Noseworthy, who presented the results of the analysis here at the Heart Rhythm Society 2015 Scientific Sessions, said patients as well as physicians will frequently pursue ablation to eliminate AF and its symptoms. However, they should not assume that eliminating AF will also rid the patient of the risk for stroke.

"Patients may have other risk factors for stroke, and these risk factors don't go away simply because the atrial fibrillation is treated with catheter ablation," said Noseworthy. Following an ablation, many patients may stop taking the oral anticoagulants because they no longer have any symptoms associated with the arrhythmia, he added.

The clinical guidelines for the management of patients with atrial fibrillation state that the procedure should not be performed to obviate the use of oral anticoagulants. Noseworthy told heartwire he often consults on cases where the patients and physician want to have an ablation performed because the patient wishes simply to get off the lifelong medication. Ablation, he said, is reserved for improving a patient's quality of life (by reducing symptoms).

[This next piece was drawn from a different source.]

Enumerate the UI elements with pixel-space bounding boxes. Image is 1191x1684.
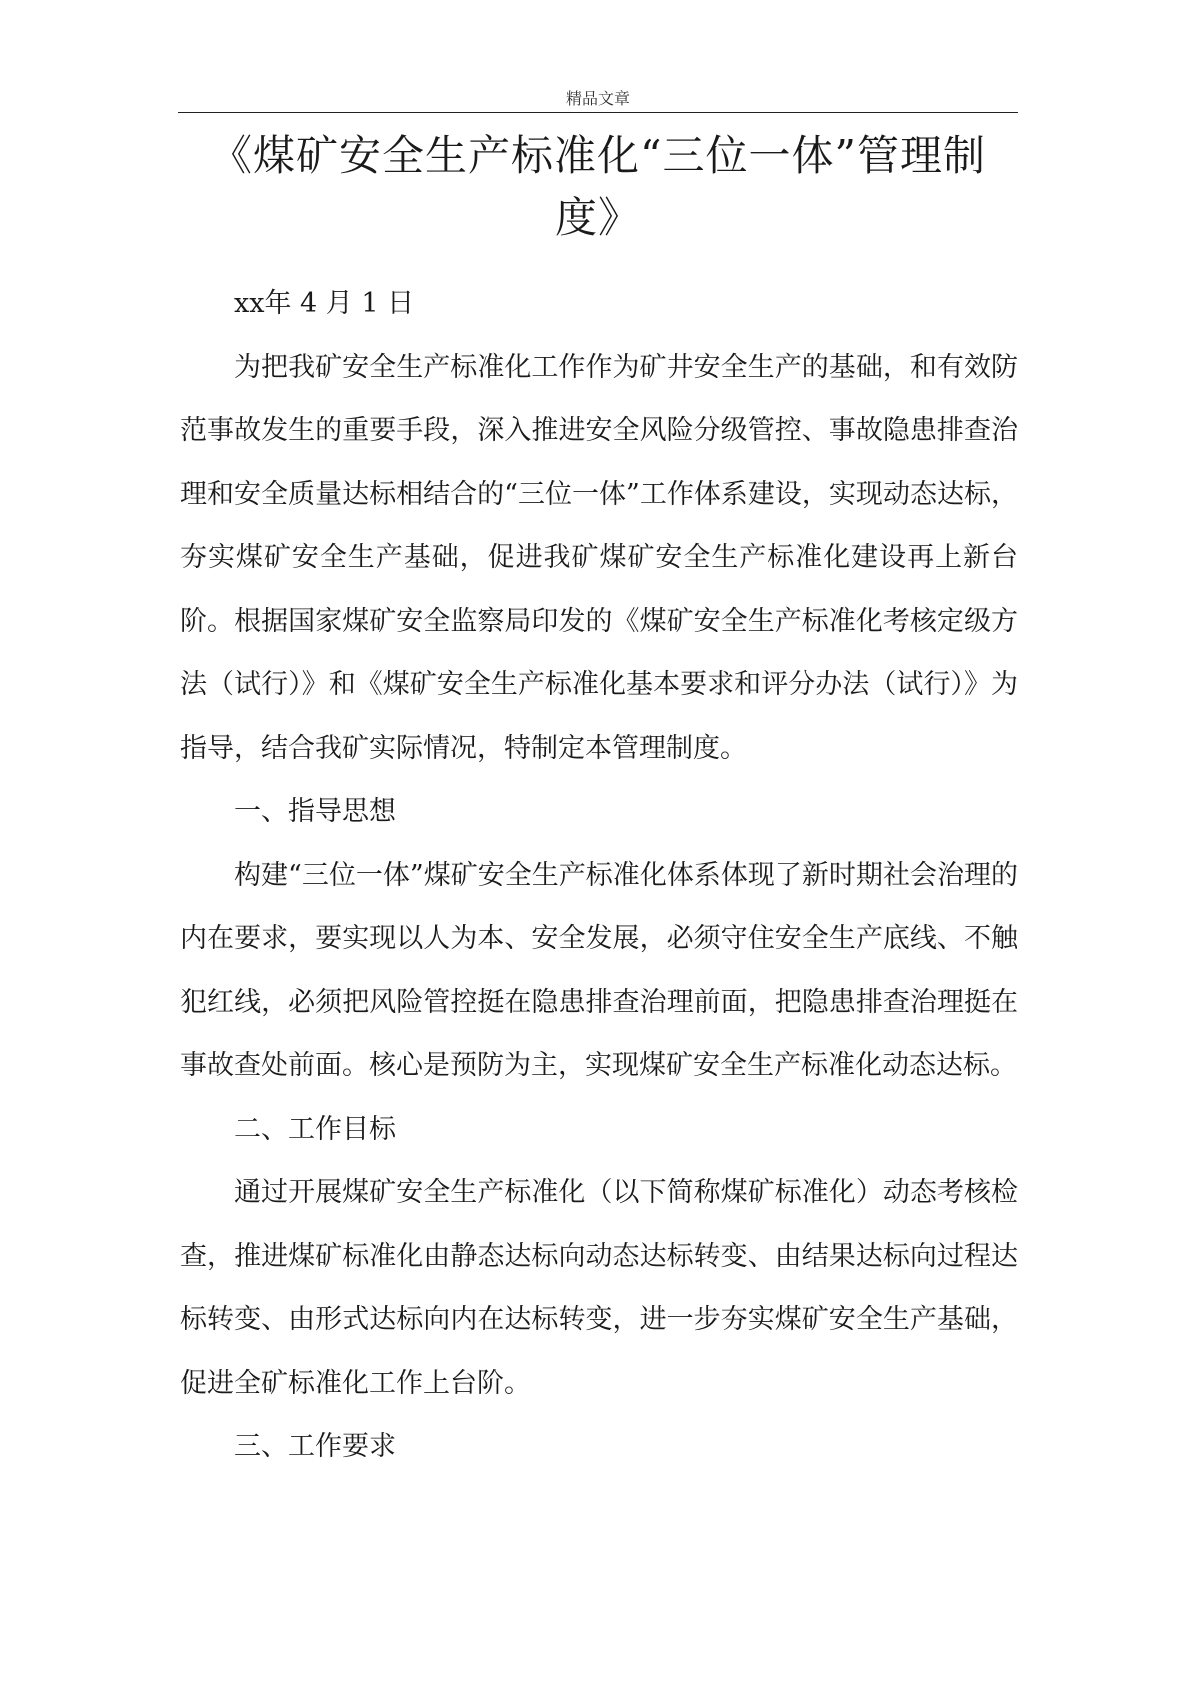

In their analysis, which included patients within a large administrative claims database who underwent ablation for AF between 2005 and 2014, the rate of oral anticoagulation discontinuation was greatest among patients at low risk for stroke (CHA2DS2-Vasc score of 0 or 1), but the rate of discontinuation was also high in patients with higher CHA2DS2-Vasc scores.

While all patients were at an increased risk of stroke/TIA/systemic embolism in the first 3 months if they stopped oral anticoagulation, only those with a CHA2DS2-Vasc score >2 were at an increased risk when stopping oral anticoagulation beyond 90 days. These high-risk patients had a 2.5-fold increased risk of stroke/TIA/systemic embolism when stopping oral anticoagulation after 3 months compared with those who did not stop the medication (hazard ratio 2.48; P<0.05).

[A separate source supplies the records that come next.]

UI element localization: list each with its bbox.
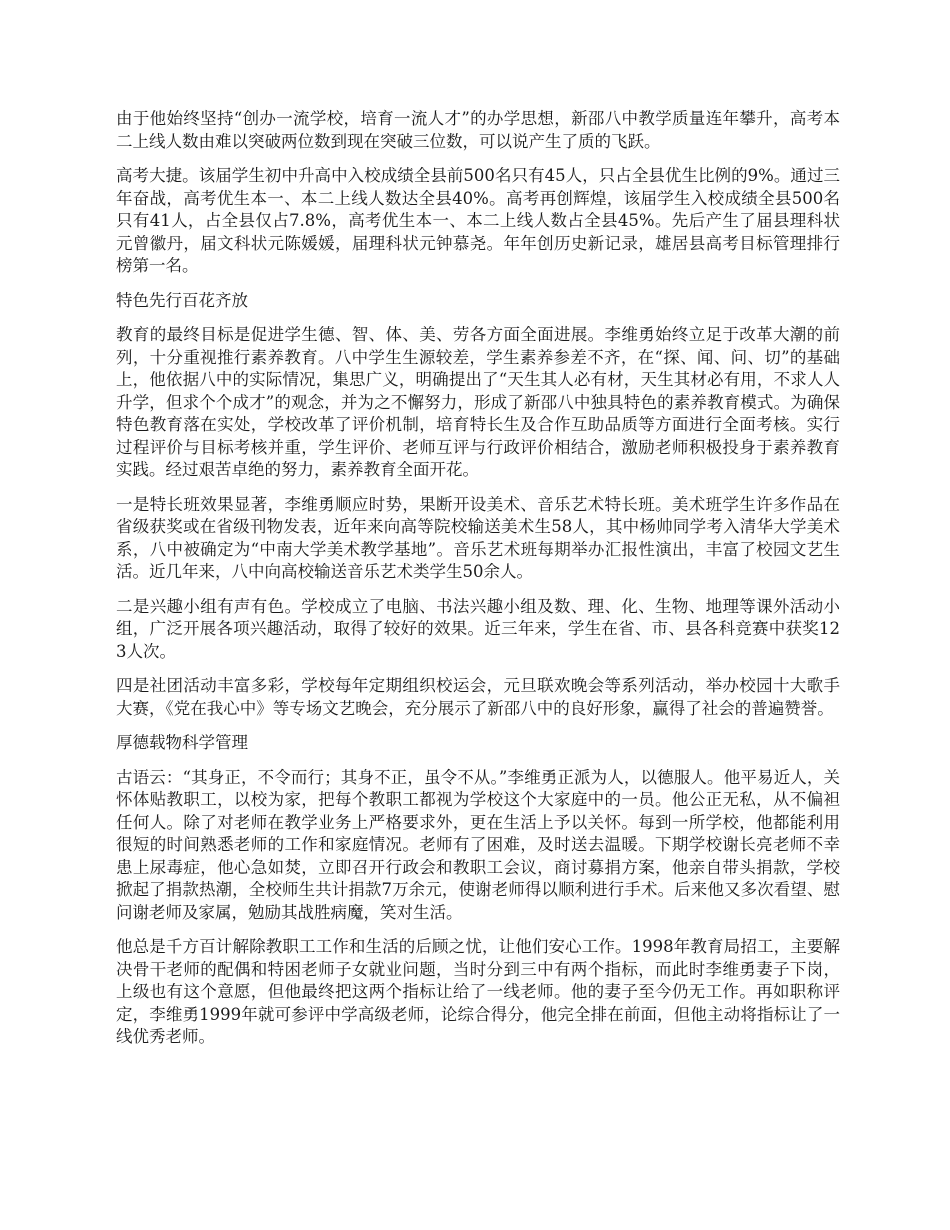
paragraph-staff-care: 他总是千方百计解除教职工工作和生活的后顾之忧，让他们安心工作。1998年教育局招工，主要解决骨干老师的配偶和特困老师子女就业问题，当时分到三中有两个指标，而此时李维勇妻子下岗，上级也有这个意愿，但他最终把这两个指标让给了一线老师。他的妻子至今仍无工作。再如职称评定，李维勇1999年就可参评中学高级老师，论综合得分，他完全排在前面，但他主动将指标让了一线优秀老师。: [116, 937, 840, 1046]
section-heading-management: 厚德载物科学管理: [116, 733, 248, 752]
paragraph-gaokao-intro: 由于他始终坚持“创办一流学校，培育一流人才”的办学思想，新邵八中教学质量连年攀升，高考本二上线人数由难以突破两位数到现在突破三位数，可以说产生了质的飞跃。: [116, 109, 840, 151]
paragraph-gaokao-results: 高考大捷。该届学生初中升高中入校成绩全县前500名只有45人，只占全县优生比例的9%。通过三年奋战，高考优生本一、本二上线人数达全县40%。高考再创辉煌，该届学生入校成绩全县500名只有41人，占全县仅占7.8%，高考优生本一、本二上线人数占全县45%。先后产生了届县理科状元曾徽丹，届文科状元陈媛媛，届理科状元钟慕尧。年年创历史新记录，雄居县高考目标管理排行榜第一名。: [116, 166, 840, 275]
paragraph-club-activities: 四是社团活动丰富多彩，学校每年定期组织校运会，元旦联欢晚会等系列活动，举办校园十大歌手大赛，《党在我心中》等专场文艺晚会，充分展示了新邵八中的良好形象，赢得了社会的普遍赞誉。: [116, 676, 840, 718]
document-body: [116, 108, 840, 1061]
paragraph-quality-education: 教育的最终目标是促进学生德、智、体、美、劳各方面全面进展。李维勇始终立足于改革大潮的前列，十分重视推行素养教育。八中学生生源较差，学生素养参差不齐，在“探、闻、问、切”的基础上，他依据八中的实际情况，集思广义，明确提出了“天生其人必有材，天生其材必有用，不求人人升学，但求个个成才”的观念，并为之不懈努力，形成了新邵八中独具特色的素养教育模式。为确保特色教育落在实处，学校改革了评价机制，培育特长生及合作互助品质等方面进行全面考核。实行过程评价与目标考核并重，学生评价、老师互评与行政评价相结合，激励老师积极投身于素养教育实践。经过艰苦卓绝的努力，素养教育全面开花。: [116, 325, 840, 479]
section-heading-characteristics: 特色先行百花齐放: [116, 290, 248, 310]
paragraph-specialty-classes: 一是特长班效果显著，李维勇顺应时势，果断开设美术、音乐艺术特长班。美术班学生许多作品在省级获奖或在省级刊物发表，近年来向高等院校输送美术生58人，其中杨帅同学考入清华大学美术系，八中被确定为“中南大学美术教学基地”。音乐艺术班每期举办汇报性演出，丰富了校园文艺生活。近几年来，八中向高校输送音乐艺术类学生50余人。: [116, 494, 840, 581]
paragraph-interest-groups: 二是兴趣小组有声有色。学校成立了电脑、书法兴趣小组及数、理、化、生物、地理等课外活动小组，广泛开展各项兴趣活动，取得了较好的效果。近三年来，学生在省、市、县各科竞赛中获奖123人次。: [116, 596, 840, 661]
paragraph-virtue-leadership: 古语云：“其身正，不令而行；其身不正，虽令不从。”李维勇正派为人，以德服人。他平易近人，关怀体贴教职工，以校为家，把每个教职工都视为学校这个大家庭中的一员。他公正无私，从不偏袒任何人。除了对老师在教学业务上严格要求外，更在生活上予以关怀。每到一所学校，他都能利用很短的时间熟悉老师的工作和家庭情况。老师有了困难，及时送去温暖。下期学校谢长亮老师不幸患上尿毒症，他心急如焚，立即召开行政会和教职工会议，商讨募捐方案，他亲自带头捐款，学校掀起了捐款热潮，全校师生共计捐款7万余元，使谢老师得以顺利进行手术。后来他又多次看望、慰问谢老师及家属，勉励其战胜病魔，笑对生活。: [116, 767, 840, 922]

In the past, Noseworthy said, anticoagulation with warfarin was stopped prior to the ablation—and patients bridged with low-molecular-weight heparin—but data suggest this protocol is associated with an increased risk of complications compared with an uninterrupted anticoagulation approach. As a result, more and more physicians are performing ablations while the patient is still anticoagulated. There are fewer data showing the safety of continuing with the newer oral anticoagulants through the ablation procedure, he noted.

In the present analysis, Noseworthy said the data suggest the newer oral anticoagulants, among them edoxaban (Savaysa, Daiichi-Sankyo), rivaroxaban (Xarelto, Bayer), apixaban (Eliquis, Bristol Myers-Squibb), and dabigatran (Pradaxa, Boehringer Ingelheim), are increasingly being used by physicians. In 2014, 69.8% of patients prescribed an oral anticoagulant in the postablation phase were treated with a newer oral anticoagulant, he said.

Noseworthy reports no relevant financial relationships.